Kenney talks repeatedly about his desire to make the parent and grandparent stream of the family sponsorship program “sustainable” and “sensitive to financial constraints.”
In other words, how much is Grandma worth? And is she worth more than she costs?
That’s a fair enough question for discussion, as long as you don’t start off by telling us the preferred answer by stating again and again that this class of immigrants is a drain on Canadian society.
Just how did the minister reach that conclusion? Which research study has he been consulting? It is one thing to do the math and calculate the cost of the services that sponsored parents and grandparents consume, compared with the financial contribution they make through taxes.
But is that all there is to it? Just how do we measure the contribution that an immigrant parent or grandparent makes to our society or the value attached to a complete family unit? Surely this is not just a matter of dollars and cents.
If it was only about money, we wouldn’t take in any refugees either. Many refugees arrive on our shores with nothing — having fled their homelands for fear of persecution. We don’t select refugees for the economic contribution they will make to Canada, or for their language or job skills. Refugees are allowed to stay in this country based on evidence that they need Canada’s protection.

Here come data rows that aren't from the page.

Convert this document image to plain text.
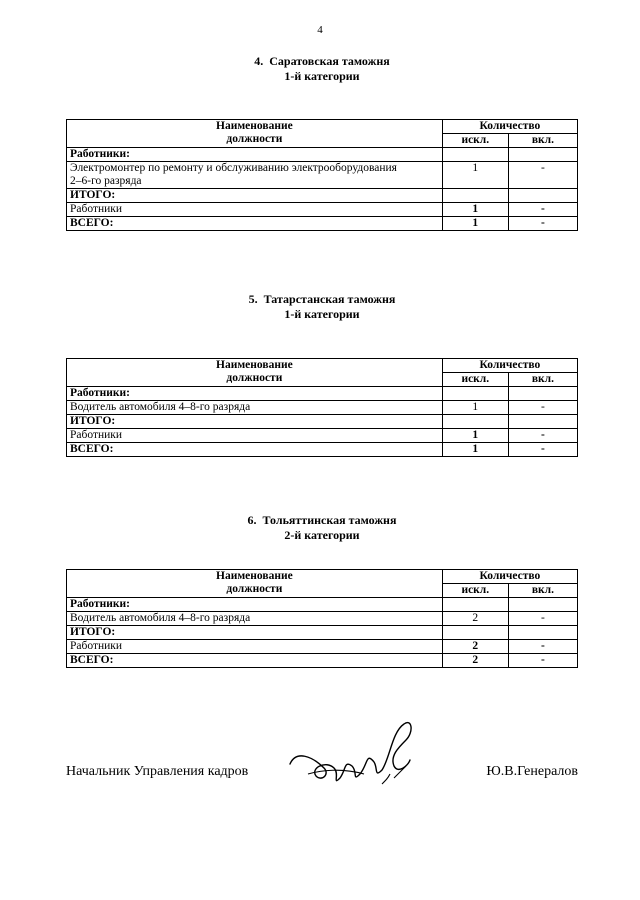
4
4.  Саратовская таможня
1-й категории
Наименование
должности	Количество	
	искл.	вкл.
Работники:		
Электромонтер по ремонту и обслуживанию электрооборудования
2–6-го разряда	1	-
ИТОГО:		
Работники	1	-
ВСЕГО:	1	-
5.  Татарстанская таможня
1-й категории
Наименование
должности	Количество	
	искл.	вкл.
Работники:		
Водитель автомобиля 4–8-го разряда	1	-
ИТОГО:		
Работники	1	-
ВСЕГО:	1	-
6.  Тольяттинская таможня
2-й категории
Наименование
должности	Количество	
	искл.	вкл.
Работники:		
Водитель автомобиля 4–8-го разряда	2	-
ИТОГО:		
Работники	2	-
ВСЕГО:	2	-
Начальник Управления кадров	Ю.В.Генералов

It seems to be clearly understood that offering protection to a significant number of the world’s refugees is just something that Canada does. And it is not an immigrant stream that is measured in dollars and cents.
As we embark on a national conversation about the logic of sponsoring parents and grandparents as immigrants, let’s not forget to measure the true contribution this class of immigrant makes to our society and then decide how to proceed.
In fairness to Kenney, he is not the first immigration minister to question the value of parents and grandparents as immigrants. Liberal immigration ministers before him also put in place measures to make it more difficult to sponsor parents and grandparents, essentially making them second-class applicants behind spouses and children in the family class category.
So on one score, Kenney is right: It is time for a national conversation about our immigration program and the value we attach to different classes of immigrants.
But please, let’s remember that not everything can be measured with dollar signs.